By Yasmin Alibhai Brown, Sunday 23 December 2012
A young man ran after me and tried in vain to get some change as I dashed through the doors of Bafta in Piccadilly on 10 December, my birthday. I was late, you see, for a dinner there, and couldn’t spare two minutes to get my purse out. Then I felt bad for not being good and now I feel revolted by both the initial selfishness and the wallowing, middle-class guilt. Doesn’t help him does it? The very next day a lovely young woman was in Bishopsgate, shivering on a freezing night, with a pink, furry, bunny hat. She told me she’d had no human conversation for three days, because though some did drop pennies in her cup, nobody spoke to her.
At a party, I told a woman about this begging girl in a bunny hat. A response came back instantly: “Did you ask her why she was poor?” No, I didn’t. I saw she was pale, sitting on an icy pavement, and that was enough. The woman, herself kept by a rich man, narrowed her eyes, pursed her lips, swung her diamond earrings and declaimed. In sum, these people deserved no mercy. She had heard Frank Field on BBC’s Any Questions? describing the worthless workless who didn’t take up jobs done by migrants and so were choosing poverty. (This was her report and interpretation of what Field said.) I explained that thousands of migrants, and non-migrants too, worked in pitifully low-paid jobs and so fear eviction, have bare kitchen cupboards, no heating, awful debts. I know that because I have seen how they live. Many disabled people are in the same state. Those eyes tightened further to look like knife edges just as the guests were starting to sing Christmas carols round the piano. I left, but I’m sure nasty Mrs Rich joined in merrily. As the food critic AA Gill observes: “The distinction between the deserving poor and undeserving poor is a luxury of the comfortably well off.”
A capitalist Christmas
So this is Christmas. And what have we done to defend the abject poor from the loathsome Coalition Government and its policies? If it weren’t for food banks, soup kitchens, charities and volunteers, we would have even more desperation than we do now. The people helping the destitute are living the ideals of Christianity. Three food banks open every week because so many need basic sustenance, a proportion in work, the rest not. These “hidden poor” are in Kensington, Middle England, as well as in the usual wrung out, hopeless, dystopian urban neighbourhoods. Homeless beggars are everywhere and instead of looking down, they call out, plaintively, shrilly.

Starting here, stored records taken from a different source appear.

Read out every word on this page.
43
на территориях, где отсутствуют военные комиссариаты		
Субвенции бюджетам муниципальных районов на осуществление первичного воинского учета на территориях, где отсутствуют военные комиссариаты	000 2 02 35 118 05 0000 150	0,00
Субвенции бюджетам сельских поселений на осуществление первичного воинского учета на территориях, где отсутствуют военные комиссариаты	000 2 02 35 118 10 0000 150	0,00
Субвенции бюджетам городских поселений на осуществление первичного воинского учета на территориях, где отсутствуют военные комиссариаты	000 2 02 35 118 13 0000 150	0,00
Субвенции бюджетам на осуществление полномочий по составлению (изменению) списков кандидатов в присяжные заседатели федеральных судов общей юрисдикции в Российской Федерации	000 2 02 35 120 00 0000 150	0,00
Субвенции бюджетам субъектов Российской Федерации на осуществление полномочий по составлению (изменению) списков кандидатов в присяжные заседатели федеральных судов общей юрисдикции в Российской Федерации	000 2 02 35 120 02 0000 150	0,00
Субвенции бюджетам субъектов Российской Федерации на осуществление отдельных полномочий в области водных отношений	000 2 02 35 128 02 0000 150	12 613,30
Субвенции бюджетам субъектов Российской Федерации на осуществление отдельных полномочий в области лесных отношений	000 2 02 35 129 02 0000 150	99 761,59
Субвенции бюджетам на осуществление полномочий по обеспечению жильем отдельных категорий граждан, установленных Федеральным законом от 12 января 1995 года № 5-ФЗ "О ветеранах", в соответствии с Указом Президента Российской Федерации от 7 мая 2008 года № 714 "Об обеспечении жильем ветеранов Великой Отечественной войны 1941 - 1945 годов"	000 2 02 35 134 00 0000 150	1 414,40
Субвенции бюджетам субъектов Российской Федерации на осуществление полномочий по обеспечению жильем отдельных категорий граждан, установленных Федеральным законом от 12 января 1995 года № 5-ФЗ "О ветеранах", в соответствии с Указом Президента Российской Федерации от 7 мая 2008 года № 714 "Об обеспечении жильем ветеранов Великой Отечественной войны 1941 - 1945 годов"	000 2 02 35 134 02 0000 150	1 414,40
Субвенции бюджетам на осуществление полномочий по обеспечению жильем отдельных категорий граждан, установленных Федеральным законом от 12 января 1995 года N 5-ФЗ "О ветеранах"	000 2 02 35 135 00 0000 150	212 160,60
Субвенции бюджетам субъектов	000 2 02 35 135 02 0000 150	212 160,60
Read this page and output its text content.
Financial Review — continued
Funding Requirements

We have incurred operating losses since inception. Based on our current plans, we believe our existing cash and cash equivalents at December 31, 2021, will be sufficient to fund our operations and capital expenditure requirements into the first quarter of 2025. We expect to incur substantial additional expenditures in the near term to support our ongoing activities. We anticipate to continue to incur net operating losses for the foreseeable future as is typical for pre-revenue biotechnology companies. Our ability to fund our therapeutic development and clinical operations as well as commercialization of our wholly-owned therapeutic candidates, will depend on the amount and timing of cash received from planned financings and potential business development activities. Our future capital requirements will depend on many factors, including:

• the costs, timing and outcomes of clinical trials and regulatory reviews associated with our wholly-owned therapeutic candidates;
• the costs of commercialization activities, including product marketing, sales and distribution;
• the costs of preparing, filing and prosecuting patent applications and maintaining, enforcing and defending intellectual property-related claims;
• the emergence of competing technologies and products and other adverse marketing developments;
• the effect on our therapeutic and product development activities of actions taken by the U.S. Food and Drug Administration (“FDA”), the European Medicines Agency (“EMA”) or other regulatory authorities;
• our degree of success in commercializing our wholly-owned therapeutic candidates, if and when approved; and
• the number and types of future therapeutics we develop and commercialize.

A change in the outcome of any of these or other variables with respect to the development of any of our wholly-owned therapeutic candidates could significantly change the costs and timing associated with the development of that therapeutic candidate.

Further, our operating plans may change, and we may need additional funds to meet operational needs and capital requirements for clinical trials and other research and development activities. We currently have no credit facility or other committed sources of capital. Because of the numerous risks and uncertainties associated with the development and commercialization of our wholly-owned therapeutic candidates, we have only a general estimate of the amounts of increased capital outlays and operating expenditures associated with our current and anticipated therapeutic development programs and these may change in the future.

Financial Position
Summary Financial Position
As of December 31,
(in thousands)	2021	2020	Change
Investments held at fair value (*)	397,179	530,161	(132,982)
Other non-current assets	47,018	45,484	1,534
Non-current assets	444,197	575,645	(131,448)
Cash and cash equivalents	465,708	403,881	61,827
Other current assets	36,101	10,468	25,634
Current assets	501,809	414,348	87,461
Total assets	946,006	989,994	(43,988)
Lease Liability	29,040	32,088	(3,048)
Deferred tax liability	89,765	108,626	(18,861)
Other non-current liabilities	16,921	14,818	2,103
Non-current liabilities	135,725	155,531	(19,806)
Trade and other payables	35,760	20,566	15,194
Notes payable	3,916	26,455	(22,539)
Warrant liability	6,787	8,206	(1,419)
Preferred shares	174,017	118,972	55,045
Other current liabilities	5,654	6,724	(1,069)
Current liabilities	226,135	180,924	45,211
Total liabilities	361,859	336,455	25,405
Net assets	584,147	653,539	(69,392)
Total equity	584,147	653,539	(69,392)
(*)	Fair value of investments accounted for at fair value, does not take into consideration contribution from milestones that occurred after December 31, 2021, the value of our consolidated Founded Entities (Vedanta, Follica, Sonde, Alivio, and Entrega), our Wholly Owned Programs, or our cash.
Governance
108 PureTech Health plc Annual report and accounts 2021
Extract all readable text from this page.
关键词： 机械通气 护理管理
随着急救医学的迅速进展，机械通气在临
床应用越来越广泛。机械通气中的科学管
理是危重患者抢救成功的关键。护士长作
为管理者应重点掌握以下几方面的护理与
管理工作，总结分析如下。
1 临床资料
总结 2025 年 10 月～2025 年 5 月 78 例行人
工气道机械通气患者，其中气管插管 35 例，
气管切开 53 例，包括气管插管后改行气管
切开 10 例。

The only lesson learnt from the Nativity story (and Dickens’ A Christmas Carol too) is that presents must be given and received, stuff none of us needs or even wants. Three wise men gave to Jesus gold, frankincense and myrrh. So now we all must buy, buy, buy. Bearded Brad Pitt selling us Chanel perfume is our own wise man; and the Tiffany boxes that will be opened tomorrow are Christian offerings.
What a stain all this is upon that great faith and its beginnings. Christianity is dying not only because people would rather shop than go to church on Sundays, but because it is not longer true to itself and has sold its soul to capitalism. (Other major faiths have done the same. Showy, gaudy Saudi Arabia is the keeper of Islam.)
Let’s look at Joseph, Mary and her blessed baby through the eyes of Theresa May and Iain Duncan Smith, head girl and head boy in the Cabinet. Good Joseph, an honest carpenter, was an asylum seeker, dependent on other people’s goodwill; Mary was an unmarried mother, one of those feckless, irresponsible girls; and Jesus was a poetic dreamer and worse, a NEET (not in employment, education or training), a drain on society. The Sun would expose the family and Duncan Smith et al would soon run them out of town. Thankfully, they were around in another time when they were given shelter. The poet of God was listened to and followed.
I know thousands of benefits claimants milk the system. Ten times as many middle-class folk cheat the taxman, take universal benefits they don’t need and some profit from suspect businesses. As a taxpayer I don’t begrudge benefit swindlers. But I do resent public money used to bail out dodgy bankers, to wage wars, to pay off victims of abuse in Iraq by some of our soldiers, and to provide the sweet tax benefits given to the already loaded.
His own advisors have told Duncan Smith that his planned benefit regime is too severe and will make people turn to prostitution and crime. The Social Security Advisory Committee is concerned that such state punishment will mean a sector of the population becomes completely dislocated from mainstream society, living like creatures at the very bottom of the dark depths of the sea.
After Victorian reformers changed attitudes, compassion grew for the impecunious. Now they are scorned and maligned, by those who have and those who haven’t. Christianity is a faith of conscience, which cares for the less fortunate. In the UK, the original script has been torn up and the poor are now scum, sinners, the enemy within. If Jesus is watching, he must be weeping.